Beautifully Constructed Sentences

  • Being wide awake and totally relaxed at the same time is so rare that when it occurs during a breathing session, most people describe it as a peak religious experience, a peace that passes understanding. They describe the experience as bliss or ecstasy, a feeling of pure, causeless joy. They inevitably resort to spiritual or religious terms to describe what is actually a very basic, yet profound human experience.

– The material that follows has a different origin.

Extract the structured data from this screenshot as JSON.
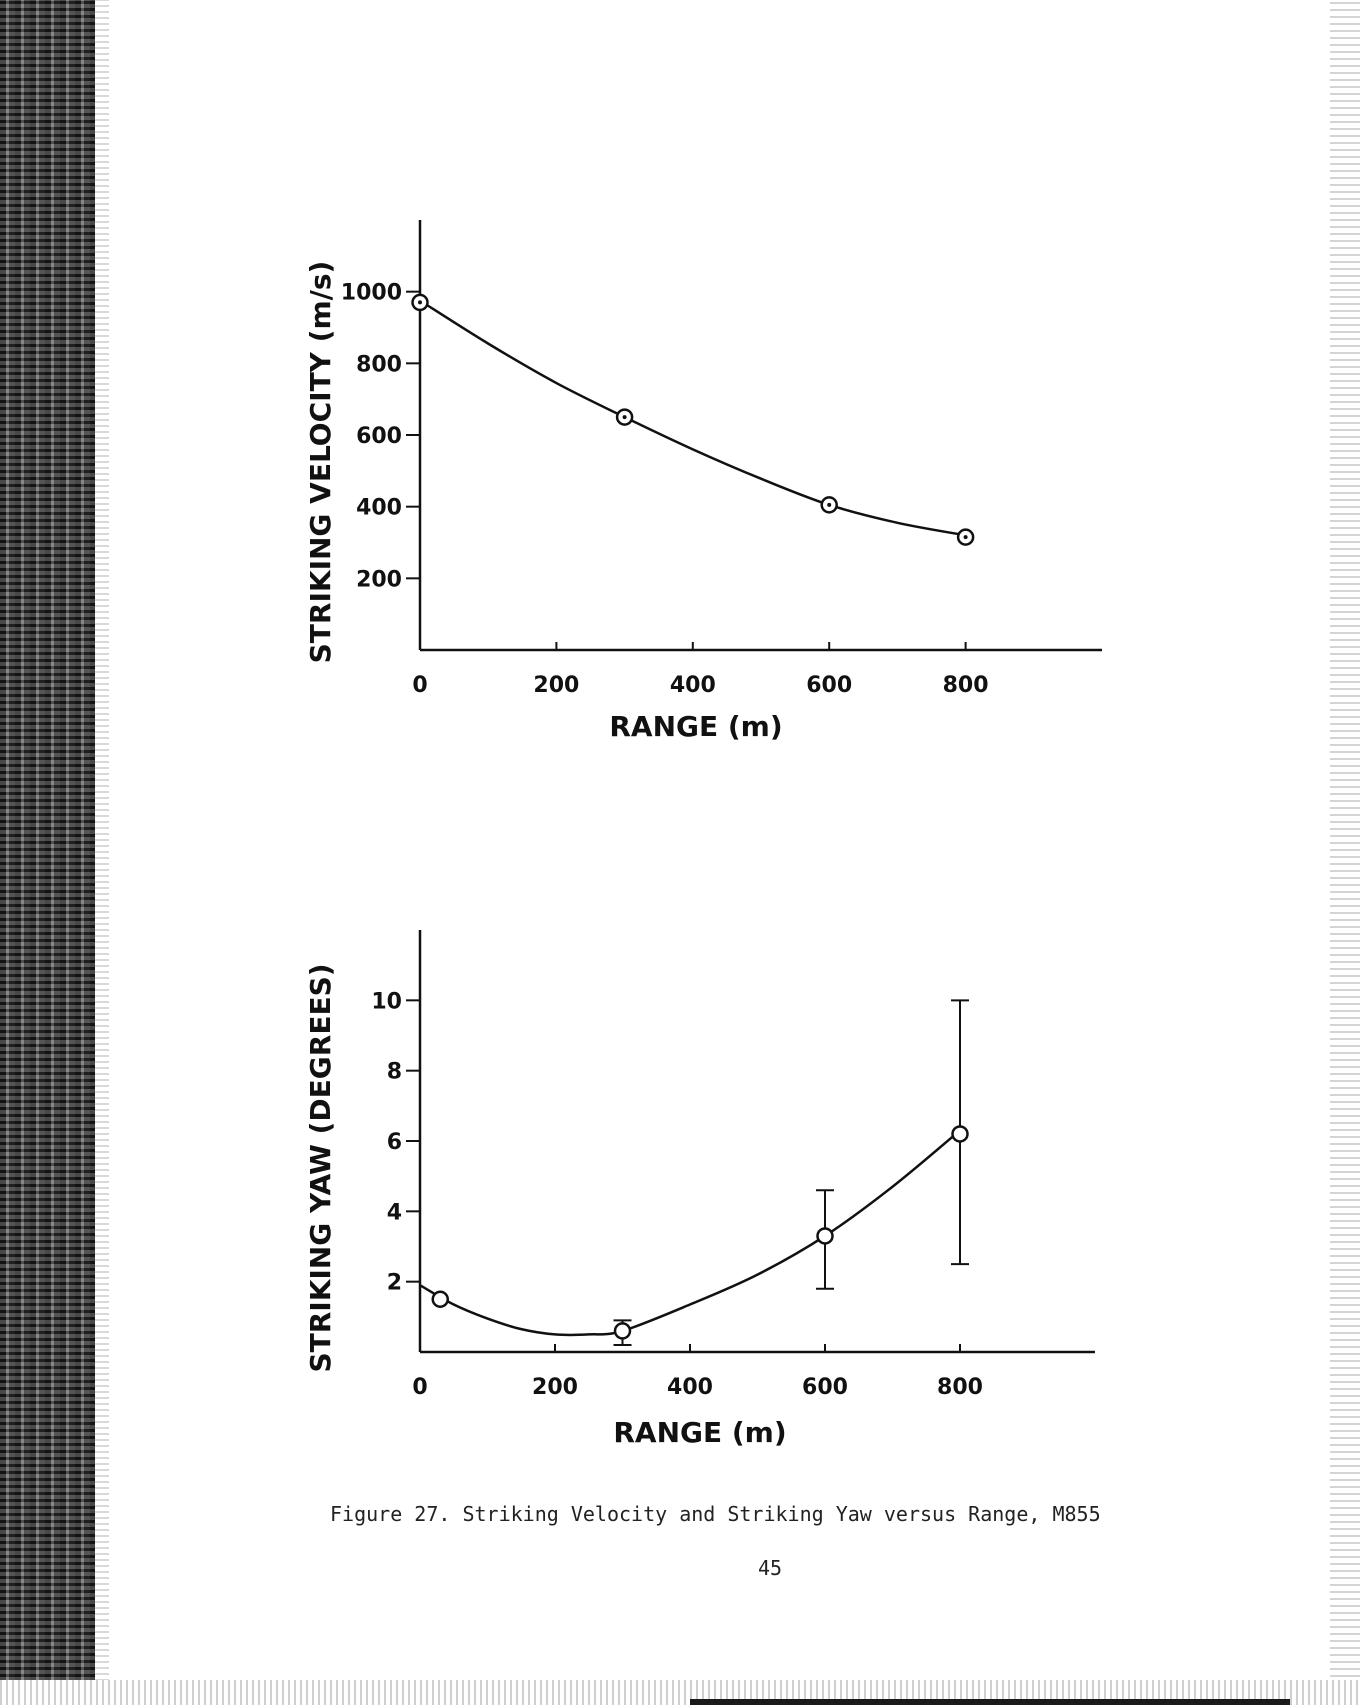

  • “When there’s too much aliveness in the body, we evacuate the building. When feelings in the body become too strong, we abandon ship and take up residence in the head. Creativity is not born in the head; it comes as a gift from beyond. It’s a heart thing. It’s an emotional thing. It’s a feeling thing. And so in the process of avoiding intense feelings, we cut ourselves off from the body, and therefore our creativity. The solution is to get back in touch with the body, to connect with feeling, and there is only one way to do that: breathing. Breathing is the whole deal!”
  • We look out at the world, or we look at ourselves, we see suffering, limitation, disease, or negativity. But maybe we are not seeing reality at all. Maybe what we see is due to our warped consciousness. That’s why we need to do our inner work. That’s why we need to quiet and clear our minds; that’s why we need to deepen our awareness, to raise and expand our consciousness. And breathwork is a perfect way to do that.
  • When you love what you do, life gives you lots of opportunities to do it!
  • When a spiritual seeker is ready, the next book they pick up will have the answer, the next teacher they meet will show them the way, the next technique they practice will cause a breakthrough. It really has very little to do with the book, or the teacher, or the technique: it has everything to do with readiness. With that readiness, even something as simple and natural as the breath will set you free and fulfill your heart’s eternal desire.